The record-setting duration of the permitting process in the United States was high among the concerns expressed by Hastings and Murkowski during their respective keynote addresses that opened and closed the AMA convention.

"Permitting delays are the most significant risks to mining projects in the United States," Murkowski said. "We are tied for the worst in the world, along with Papua New Guinea, as the two countries with the most numerous permitting delays. That doesn't happen by accident, in my view, that is intentional. That is an overt act that says, 'we just don't want to encourage it here.'"

Congressman Hasting informed the mining community gathered in Anchorage that the "National Strategic and Critical Minerals Production Act of 2013," a bill aimed at streamlining the permitting process for mineral development while protecting the environmental review process, has gained traction on Capitol Hill.

Introduced by Rep. Mark Amodei, R-Nevada, H.R. 761 would designate any proposed mines that would produce "strategic and critical minerals" as infrastructure projects as described by the Presidential Order, "Improving Performance of Federal Permitting and Review of Infrastructure Projects."

The executive order signed by President Barack Obama in March 2012 is designed to "significantly reduce the aggregate time required to make decisions in the permitting and review of infrastructure projects by the Federal Government, while improving environmental and community outcomes."

Congressman Amodei's bill aims to "enhance government coordination for the permitting process by avoiding duplicative reviews, minimizing paperwork and engaging other agencies and stakeholders early in the process" for strategic and critical mineral projects.

"What it simply says is this: 'During the permitting process, there has to be a decision made within 30 days'," Rep. Hastings summarized during his Nov. 6 presentation at the AMA convention.

The legislation nabbed 57 co-sponsors and passed the House 246-148.

"We have passed it out of the House, and we are waiting for action in the Senate.

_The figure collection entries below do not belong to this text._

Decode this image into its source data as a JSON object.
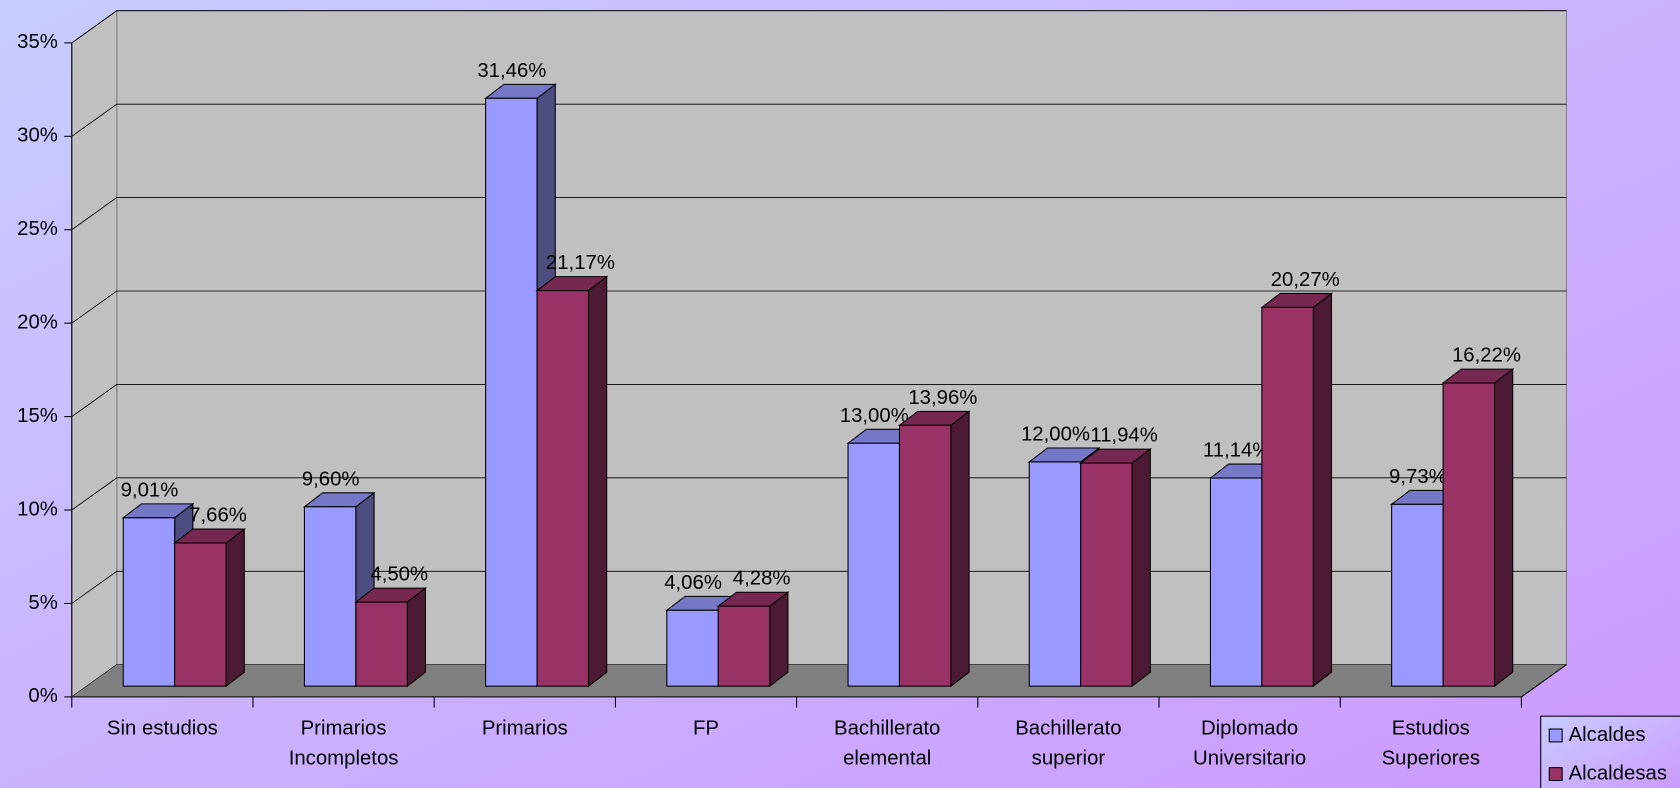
{
  "chart_data": {
    "type": "bar3d",
    "categories": [
      [
        "Sin estudios"
      ],
      [
        "Primarios",
        "Incompletos"
      ],
      [
        "Primarios"
      ],
      [
        "FP"
      ],
      [
        "Bachillerato",
        "elemental"
      ],
      [
        "Bachillerato",
        "superior"
      ],
      [
        "Diplomado",
        "Universitario"
      ],
      [
        "Estudios",
        "Superiores"
      ]
    ],
    "series": [
      {
        "name": "Alcaldes",
        "color": "#9999ff",
        "values": [
          9.01,
          9.6,
          31.46,
          4.06,
          13.0,
          12.0,
          11.14,
          9.73
        ],
        "value_labels": [
          "9,01%",
          "9,60%",
          "31,46%",
          "4,06%",
          "13,00%",
          "12,00%",
          "11,14%",
          "9,73%"
        ]
      },
      {
        "name": "Alcaldesas",
        "color": "#993366",
        "values": [
          7.66,
          4.5,
          21.17,
          4.28,
          13.96,
          11.94,
          20.27,
          16.22
        ],
        "value_labels": [
          "7,66%",
          "4,50%",
          "21,17%",
          "4,28%",
          "13,96%",
          "11,94%",
          "20,27%",
          "16,22%"
        ]
      }
    ],
    "ylim": [
      0,
      35
    ],
    "yticks": [
      {
        "value": 0,
        "label": "0%"
      },
      {
        "value": 5,
        "label": "5%"
      },
      {
        "value": 10,
        "label": "10%"
      },
      {
        "value": 15,
        "label": "15%"
      },
      {
        "value": 20,
        "label": "20%"
      },
      {
        "value": 25,
        "label": "25%"
      },
      {
        "value": 30,
        "label": "30%"
      },
      {
        "value": 35,
        "label": "35%"
      }
    ],
    "grid": true,
    "legend": "bottom-right"
  }
}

And, since I am a member of the House, I can say we wait on the Senate a lot," quipped Hastings.

Murkowski introduced a similar piece of legislation, "The Critical Minerals Policy Act of 2013," in the Senate Oct. 29.

This bill, S.B. 1600, targets the revitalization of the United States' critical minerals supply chain by directing the Secretary of the Interior to establish a list of up to 20 minerals critical to the American economy and provides a comprehensive set of policies to address issues associated with their discovery, production, use, and re-use.

"We don't want to be sitting in a situation where the Chinese are making all of the decisions as to what we are going to be manufacturing - how, when and where - because they have access to all the critical minerals," she added. "We have got them here, we just need the ability to develop them."

Alaska's senior senator said she believes S.B. 1600, which is cosponsored by nine Democrats and eight Republicans, has a good chance of gaining traction and getting a vote on the Senate floor.

"We have got to change the dynamic here, in this country, with how we view the importance of minerals to our nation," Murkowski said. "We can't move forward until Washington (D.C.) gets out of our way."

Murkowski rallied Alaska miners' support of the Alaska congressional delegation to push back against an over-reaching federal government.

"When I say we need public comments by the industry, we really do mean it," she told attendees at the AMA banquet.